梁瑄被他爹他娘關在外頭,嚎了半天也不見開門,不知出了什麽大事,便想去尋裴瞻,又想起他還交代自己盯著程持禮呢,便立刻著人去跟蹤。
倒是晚了一步,去的人說程持禮早就出門了。
但是裴瞻曾提醒過他,說程持禮會去尋傅真,於是便又讓人去傅家外頭盯著。
有了確切目標,這就容易多了。
很快程持禮快馬閃入寧家的消息就飛到了梁瑄手上。
當梁瑄剛把消息送去給裴瞻,暮色漸漸籠罩下來的正院裏,依舊緊閉著門的屋裏頭,梁郅終於被拷問完了。
“真相就是這麽個真相,過程就是這麽個過程,還有什麽想問的,放馬過來吧。”
梁郅說得口幹舌燥,抓起桌上的茶壺就往嘴裏灌。
梁郴站在簾櫳下,如同被雷劈過了一般,半天沒能挪窩。
他愣愣地望著前方,突然間,隻聽啪啪兩聲,他揚手扇了自己兩個巴掌!
同樣愣神中的蘇幸兒被他嚇了一跳!
下意識來捉他的手,卻聽他道:“我糊塗啊!早先在河邊看到那把匕首的時候,就該對‘傅小姐’的來曆多探究幾句的!
“我如何就那樣錯過了與小姑姑重逢的第一麵?偏我隻想著老五是兄弟不會騙我,而提防著她是對梁家有什麽目的!卻不想想我為何會對她感到親切?我的親姑姑她如何會害我?!
“我真該死!”
隨著這句話,他又扇了自己兩巴掌。
這下蘇幸兒倒是手都沒伸了。
自己耳朵根子軟,怪誰呢?
還魂這種事聽起來匪夷所思,可如果對象是自己的至親,那誰又不會情願它是真的?誰又不會寧可信其有!
“你說老五?”梁郅聽到這裏抬頭,“他到底給你說什麽了?小姑姑也說這家夥給你吹耳邊風來著!”
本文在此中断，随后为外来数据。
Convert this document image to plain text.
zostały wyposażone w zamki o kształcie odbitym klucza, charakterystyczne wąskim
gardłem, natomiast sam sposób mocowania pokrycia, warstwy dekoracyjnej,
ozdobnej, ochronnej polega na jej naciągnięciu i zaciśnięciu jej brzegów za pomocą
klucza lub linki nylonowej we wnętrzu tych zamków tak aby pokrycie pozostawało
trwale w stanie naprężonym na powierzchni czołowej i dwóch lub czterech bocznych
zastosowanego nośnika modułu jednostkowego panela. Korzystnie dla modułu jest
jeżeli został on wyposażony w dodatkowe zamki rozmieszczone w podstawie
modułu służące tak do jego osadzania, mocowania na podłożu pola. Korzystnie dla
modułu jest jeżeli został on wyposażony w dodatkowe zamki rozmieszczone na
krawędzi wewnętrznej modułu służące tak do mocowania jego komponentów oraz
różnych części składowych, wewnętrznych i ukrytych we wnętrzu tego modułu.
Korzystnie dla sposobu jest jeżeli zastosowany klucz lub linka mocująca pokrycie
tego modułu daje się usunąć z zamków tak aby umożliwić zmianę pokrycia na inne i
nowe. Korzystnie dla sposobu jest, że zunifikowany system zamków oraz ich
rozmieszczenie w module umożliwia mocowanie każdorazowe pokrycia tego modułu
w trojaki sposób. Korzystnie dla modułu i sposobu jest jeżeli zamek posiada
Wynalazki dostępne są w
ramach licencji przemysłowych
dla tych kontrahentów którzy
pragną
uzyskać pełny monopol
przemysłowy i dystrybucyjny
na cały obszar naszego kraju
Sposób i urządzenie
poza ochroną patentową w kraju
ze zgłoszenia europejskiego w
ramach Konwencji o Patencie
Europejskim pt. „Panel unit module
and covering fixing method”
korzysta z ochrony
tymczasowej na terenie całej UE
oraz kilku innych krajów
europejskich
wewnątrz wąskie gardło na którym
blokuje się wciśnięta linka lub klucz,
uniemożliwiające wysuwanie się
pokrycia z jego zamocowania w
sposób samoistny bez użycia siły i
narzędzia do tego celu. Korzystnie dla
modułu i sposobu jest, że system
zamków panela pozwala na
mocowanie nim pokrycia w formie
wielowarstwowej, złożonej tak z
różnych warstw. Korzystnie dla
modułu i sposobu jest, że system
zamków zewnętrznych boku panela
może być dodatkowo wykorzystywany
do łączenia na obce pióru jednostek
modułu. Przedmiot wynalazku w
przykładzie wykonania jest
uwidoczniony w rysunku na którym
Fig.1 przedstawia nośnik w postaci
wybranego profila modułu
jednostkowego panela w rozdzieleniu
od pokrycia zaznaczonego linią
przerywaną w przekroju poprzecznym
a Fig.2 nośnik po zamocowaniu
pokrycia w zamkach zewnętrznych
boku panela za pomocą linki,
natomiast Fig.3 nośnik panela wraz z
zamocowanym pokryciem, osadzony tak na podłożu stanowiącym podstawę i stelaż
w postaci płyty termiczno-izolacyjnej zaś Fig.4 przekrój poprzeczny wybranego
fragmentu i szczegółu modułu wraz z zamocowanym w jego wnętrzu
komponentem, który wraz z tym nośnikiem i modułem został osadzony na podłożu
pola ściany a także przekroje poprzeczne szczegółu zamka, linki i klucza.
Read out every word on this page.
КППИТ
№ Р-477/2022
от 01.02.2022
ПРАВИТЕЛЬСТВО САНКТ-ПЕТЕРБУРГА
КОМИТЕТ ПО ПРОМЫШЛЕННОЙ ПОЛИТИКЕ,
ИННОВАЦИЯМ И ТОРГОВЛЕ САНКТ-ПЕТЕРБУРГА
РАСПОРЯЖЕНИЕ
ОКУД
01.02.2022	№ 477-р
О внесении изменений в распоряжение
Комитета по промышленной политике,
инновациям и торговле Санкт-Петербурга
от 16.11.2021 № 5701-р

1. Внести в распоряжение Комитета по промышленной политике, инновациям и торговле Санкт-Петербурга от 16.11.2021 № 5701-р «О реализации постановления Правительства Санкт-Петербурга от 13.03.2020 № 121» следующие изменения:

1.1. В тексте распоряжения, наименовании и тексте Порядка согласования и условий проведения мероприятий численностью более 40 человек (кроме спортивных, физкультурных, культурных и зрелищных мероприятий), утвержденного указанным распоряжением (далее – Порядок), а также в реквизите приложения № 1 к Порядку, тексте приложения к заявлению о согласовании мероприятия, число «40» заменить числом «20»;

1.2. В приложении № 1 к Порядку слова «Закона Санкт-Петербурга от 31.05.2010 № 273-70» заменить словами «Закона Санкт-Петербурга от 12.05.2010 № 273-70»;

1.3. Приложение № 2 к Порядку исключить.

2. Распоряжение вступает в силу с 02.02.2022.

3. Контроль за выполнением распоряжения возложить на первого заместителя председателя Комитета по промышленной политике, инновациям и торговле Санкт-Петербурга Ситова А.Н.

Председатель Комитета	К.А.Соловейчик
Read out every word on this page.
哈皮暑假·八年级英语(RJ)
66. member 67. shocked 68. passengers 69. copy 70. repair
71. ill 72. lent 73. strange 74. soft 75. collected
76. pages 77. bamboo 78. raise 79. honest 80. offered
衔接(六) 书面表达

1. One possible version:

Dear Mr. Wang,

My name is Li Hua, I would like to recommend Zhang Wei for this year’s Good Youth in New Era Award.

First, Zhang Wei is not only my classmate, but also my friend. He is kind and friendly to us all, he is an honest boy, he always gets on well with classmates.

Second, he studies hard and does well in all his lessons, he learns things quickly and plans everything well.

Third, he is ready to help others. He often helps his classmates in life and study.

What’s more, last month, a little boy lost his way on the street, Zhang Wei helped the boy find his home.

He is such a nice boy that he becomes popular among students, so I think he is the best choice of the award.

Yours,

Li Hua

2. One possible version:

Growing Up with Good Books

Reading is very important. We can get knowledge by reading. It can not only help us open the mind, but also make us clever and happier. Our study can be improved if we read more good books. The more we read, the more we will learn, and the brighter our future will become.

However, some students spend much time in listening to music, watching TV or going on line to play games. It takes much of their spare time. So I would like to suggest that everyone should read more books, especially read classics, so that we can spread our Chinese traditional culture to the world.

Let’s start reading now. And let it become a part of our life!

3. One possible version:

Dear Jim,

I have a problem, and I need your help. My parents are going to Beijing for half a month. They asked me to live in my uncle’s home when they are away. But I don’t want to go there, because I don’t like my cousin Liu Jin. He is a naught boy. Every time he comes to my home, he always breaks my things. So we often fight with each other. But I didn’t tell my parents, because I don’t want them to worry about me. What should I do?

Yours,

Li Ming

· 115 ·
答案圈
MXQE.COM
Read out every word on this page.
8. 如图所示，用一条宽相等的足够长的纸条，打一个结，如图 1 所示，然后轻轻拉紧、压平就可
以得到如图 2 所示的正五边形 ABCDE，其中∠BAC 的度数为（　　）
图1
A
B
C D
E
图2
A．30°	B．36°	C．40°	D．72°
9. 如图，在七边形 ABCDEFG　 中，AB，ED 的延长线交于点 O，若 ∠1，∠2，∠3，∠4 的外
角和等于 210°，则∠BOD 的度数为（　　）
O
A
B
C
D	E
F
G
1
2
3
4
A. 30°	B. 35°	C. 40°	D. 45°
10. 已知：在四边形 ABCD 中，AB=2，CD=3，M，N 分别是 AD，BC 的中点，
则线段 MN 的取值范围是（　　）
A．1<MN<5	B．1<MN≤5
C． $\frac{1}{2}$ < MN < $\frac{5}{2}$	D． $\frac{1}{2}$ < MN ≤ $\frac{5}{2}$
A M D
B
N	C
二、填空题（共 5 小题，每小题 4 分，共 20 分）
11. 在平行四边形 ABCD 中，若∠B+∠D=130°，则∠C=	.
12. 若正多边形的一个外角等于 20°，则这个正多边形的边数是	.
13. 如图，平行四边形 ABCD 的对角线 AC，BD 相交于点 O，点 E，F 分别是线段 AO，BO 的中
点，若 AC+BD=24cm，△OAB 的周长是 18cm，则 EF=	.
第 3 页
梁郴便把傅真來爬梁家牆頭,結果讓裴瞻逮個正著的事情給說了。
“如今我倒是知道為何會有爬牆頭這一說了!她那是回自己家啊!爬的是自家的牆頭啊!
“從前她在的時候爬的牆還少麽?哪回不是我在下方一逮一個準?我更該死了!聽到爬牆頭,我就該疑心來著!”
梁郴說到這裏,一雙眼眶也紅了。
梁郅翻了個白眼:“那家夥一天到晚板著個臉,沒想到還揣著一肚子疑心!”
梁郴心潮澎湃,來來回回在屋裏踱了兩圈,當下就招呼蘇幸兒:“你快些讓人去把她那院子收拾好,你這就跟我去寧家,把她接回來!
“瞧她瘦成那個皮包骨,父親若在世,知道我們放她流落在外,怕不是要打斷我兩腿來!
“再有,趕緊把這消息告訴給母親和二嬸,讓她們也高興高興!”
說完他就要往外走。
梁郅趕忙衝上前把他攔住:“你可別了吧!
“你這麽大張旗鼓地接回來,是生怕徐賊不知道嗎?姑姑如今在寧家還有母親和弟弟,你又不是不知道她為人,她如何肯撇下他們?
“就算她肯回,徐賊若拿她的家人下手逼迫,他還頂著寧家小姐的身子呢,又該如何是好?